Max answered the phone, yawning. It was 9:30 am.

"I've been up for hours," I flustered. "Don't tell me you just woke up."

"OK," he said. "I won't tell you that."

"Did you hear about Robert Blake?" I asked.

"No."

"His wife was murdered a block from Vitellos," I said.

Silence.

"This is a good one, Johnny," he purred. "We need to take a walk."

* * *

For reasons so trivial I no longer recall them, we didn't actually hit the pavement until the next day, 36 hours after the crime. Max showed up at my house wearing three layers of sweat clothes and a huge straw hat. He'd applied several coats of sun block on the off chance that a ray of sunlight might reach his face. He had a gob of it on the tip of his nose.

Max smiled. He was wearing his gold tooth with the diamond. "Let's go crack this case," he said.

It was a cool, sunny morning. The air smelled like freshly baked bread. The bees were buzzing happily in well-tended flowerbeds. Max and I were filled with a joie de vivre we hadn't felt since the OJ walk. We took broad strides in the direction of Woodbridge Street.

The murder occurred in a Studio City neighborhood called Colfax Meadows -- which I always confuse with Carfax Abbey, Count Dracula's London residence. Unlike Carfax Abbey, there's nothing creepy about Colfax Meadows, unless you find something menacing about real estate agents hustling door-to-door with sackfuls of promotional calendars. A lush and woodsy district of modest '40s era single-family dwellings, the homes in Colfax Meadows are rapidly being bought up, torn down and replaced with bloated Mediterraneans, faux California craftsmen and towering Cape Codders.

"So I understand they haven't found the murder weapon," Max observed. He'd come up to speed on the case since I'd called him the day before. "I think that should be our mission."

"We'll collect clues and make inferences," I said. "We'll use logic."

"This could be big, Johnny," he huffed in a thick Brooklyn brogue. "Very, very big."

We reached the spot where Blake parked the Stealth, a block and a half from Vitellos. The homicide detectives had already packed up the crime scene, but the place was bustling. Curiosity seekers strolled down the street while others cruised past in SUV's.
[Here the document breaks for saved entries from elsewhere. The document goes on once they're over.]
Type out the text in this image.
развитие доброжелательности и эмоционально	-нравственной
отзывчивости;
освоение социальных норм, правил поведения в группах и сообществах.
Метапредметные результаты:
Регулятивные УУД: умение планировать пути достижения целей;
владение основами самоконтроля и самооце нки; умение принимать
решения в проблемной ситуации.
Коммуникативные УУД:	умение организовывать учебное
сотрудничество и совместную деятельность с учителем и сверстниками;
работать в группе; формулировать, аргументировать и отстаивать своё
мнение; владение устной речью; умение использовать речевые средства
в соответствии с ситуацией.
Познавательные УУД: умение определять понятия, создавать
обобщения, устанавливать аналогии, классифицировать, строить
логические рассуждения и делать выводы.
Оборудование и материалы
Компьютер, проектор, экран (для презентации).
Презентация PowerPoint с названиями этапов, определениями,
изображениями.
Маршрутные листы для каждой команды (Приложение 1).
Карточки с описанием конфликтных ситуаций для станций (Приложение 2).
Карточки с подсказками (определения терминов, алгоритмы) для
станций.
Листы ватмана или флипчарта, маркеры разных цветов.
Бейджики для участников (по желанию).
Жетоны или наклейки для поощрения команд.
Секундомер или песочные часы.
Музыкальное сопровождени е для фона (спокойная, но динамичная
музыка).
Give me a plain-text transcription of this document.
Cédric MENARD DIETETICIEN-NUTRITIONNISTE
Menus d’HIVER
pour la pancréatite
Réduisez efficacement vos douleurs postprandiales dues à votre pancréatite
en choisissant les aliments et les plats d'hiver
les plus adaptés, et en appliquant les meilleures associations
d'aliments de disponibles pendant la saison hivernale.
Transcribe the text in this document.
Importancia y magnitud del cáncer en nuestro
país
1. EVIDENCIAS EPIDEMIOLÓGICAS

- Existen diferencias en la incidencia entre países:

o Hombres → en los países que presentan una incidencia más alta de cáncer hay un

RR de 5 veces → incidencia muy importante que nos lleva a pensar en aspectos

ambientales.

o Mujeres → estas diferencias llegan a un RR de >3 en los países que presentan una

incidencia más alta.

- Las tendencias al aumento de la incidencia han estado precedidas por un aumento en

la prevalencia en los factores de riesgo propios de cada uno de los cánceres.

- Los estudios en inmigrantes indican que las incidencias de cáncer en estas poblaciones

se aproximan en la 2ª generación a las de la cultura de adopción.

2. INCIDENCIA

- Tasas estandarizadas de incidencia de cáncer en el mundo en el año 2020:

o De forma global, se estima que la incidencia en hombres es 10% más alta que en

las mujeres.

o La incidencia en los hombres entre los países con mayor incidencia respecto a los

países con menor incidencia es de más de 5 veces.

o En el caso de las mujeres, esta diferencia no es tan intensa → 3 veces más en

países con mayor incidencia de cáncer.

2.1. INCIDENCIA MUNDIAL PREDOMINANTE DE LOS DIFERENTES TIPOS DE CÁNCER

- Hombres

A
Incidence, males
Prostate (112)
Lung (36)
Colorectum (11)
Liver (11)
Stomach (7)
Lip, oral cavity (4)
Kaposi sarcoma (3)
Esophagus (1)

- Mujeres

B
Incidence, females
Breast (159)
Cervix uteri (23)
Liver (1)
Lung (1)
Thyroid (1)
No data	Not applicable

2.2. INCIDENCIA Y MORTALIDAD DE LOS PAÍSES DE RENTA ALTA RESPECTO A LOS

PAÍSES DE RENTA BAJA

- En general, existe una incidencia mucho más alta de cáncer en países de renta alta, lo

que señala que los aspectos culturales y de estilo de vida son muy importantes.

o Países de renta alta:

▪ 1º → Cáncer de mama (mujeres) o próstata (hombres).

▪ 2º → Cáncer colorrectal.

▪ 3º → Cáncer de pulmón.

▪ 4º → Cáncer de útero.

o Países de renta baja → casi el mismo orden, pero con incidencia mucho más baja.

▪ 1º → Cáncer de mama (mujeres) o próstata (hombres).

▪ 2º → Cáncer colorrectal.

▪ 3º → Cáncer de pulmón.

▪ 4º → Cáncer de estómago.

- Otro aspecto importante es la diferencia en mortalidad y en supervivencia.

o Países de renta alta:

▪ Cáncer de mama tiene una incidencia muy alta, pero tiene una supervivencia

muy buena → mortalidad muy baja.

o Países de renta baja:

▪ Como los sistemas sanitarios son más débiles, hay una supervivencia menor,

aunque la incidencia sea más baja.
News helicopters hovered far off in the sky.

"Look at those lookie-loo's," I said, pointing to the curiosity seekers.

Max shook his head. "It's disgusting."

We saw a makeshift shrine on the sidewalk near the spot where Bonnie Lee Bakley had been killed. Passersby had left flower arrangements, votive candles and handwritten notes in remembrance of a woman they didn't know. On the street sat a rusty-brown dumpster that looked like it might have once been a D-Day landing craft. The house nearest the murder site was being torn down and would later be replaced with a behemoth Mediterranean.

We stopped. I pointed to the shrine.